Demanding less packaging is also key. It's responsible for an estimated 29 per cent of all the sector's greenhouse gas emissions overall, though some studies point to a higher figure. A 2019 survey across Chinese cities found that on average packaging contributed to a hefty 86 per cent of all CO2 emissions in the delivery process, with transport making up the rest.
In Australia, increased deliveries over the pandemic coincided with a 20 per cent rise in solid household waste. Researchers there have carried out detailed calculations of the CO2 equivalent emitted in the lifetime of packaging wrapped around the most popular orders online.

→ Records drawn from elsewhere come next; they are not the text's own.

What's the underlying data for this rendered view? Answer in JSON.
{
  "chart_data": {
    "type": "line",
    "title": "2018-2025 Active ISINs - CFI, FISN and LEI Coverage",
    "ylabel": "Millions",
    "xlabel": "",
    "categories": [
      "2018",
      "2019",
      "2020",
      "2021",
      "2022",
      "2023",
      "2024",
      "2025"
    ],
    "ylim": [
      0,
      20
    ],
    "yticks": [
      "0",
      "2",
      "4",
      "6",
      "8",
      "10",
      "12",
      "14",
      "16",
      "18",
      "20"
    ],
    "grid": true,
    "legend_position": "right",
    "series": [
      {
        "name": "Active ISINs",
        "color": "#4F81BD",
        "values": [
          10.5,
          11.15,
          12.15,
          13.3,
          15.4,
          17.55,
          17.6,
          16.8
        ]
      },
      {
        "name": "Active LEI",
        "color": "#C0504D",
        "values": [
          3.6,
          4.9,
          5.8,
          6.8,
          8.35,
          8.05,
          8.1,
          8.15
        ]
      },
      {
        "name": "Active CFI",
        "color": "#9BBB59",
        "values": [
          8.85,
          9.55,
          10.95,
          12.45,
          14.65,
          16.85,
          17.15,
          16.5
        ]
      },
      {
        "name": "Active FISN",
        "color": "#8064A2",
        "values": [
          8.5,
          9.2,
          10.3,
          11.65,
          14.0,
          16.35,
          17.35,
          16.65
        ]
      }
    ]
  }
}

The cardboard, paper, and plastic holding the average hamburger meal deal tops the table, emitting the equivalent of almost 300 grammes of CO2 proportion. A typical pizza box produces 200 grammes, while a Chinese takeaway scores the lowest equivalent of 160 grammes when delivered in a plastic container and bag.
Recycled packaging has a slightly smaller carbon footprint, but only 10 per cent less due to the energy used in the recycling process. Paper bags actually create more emissions than plastic ones because of the carbon released as they decompose, but are less toxic to the environment in the long-term. Ultimately, all packaging contributes to the extra CO2 hidden in home delivery.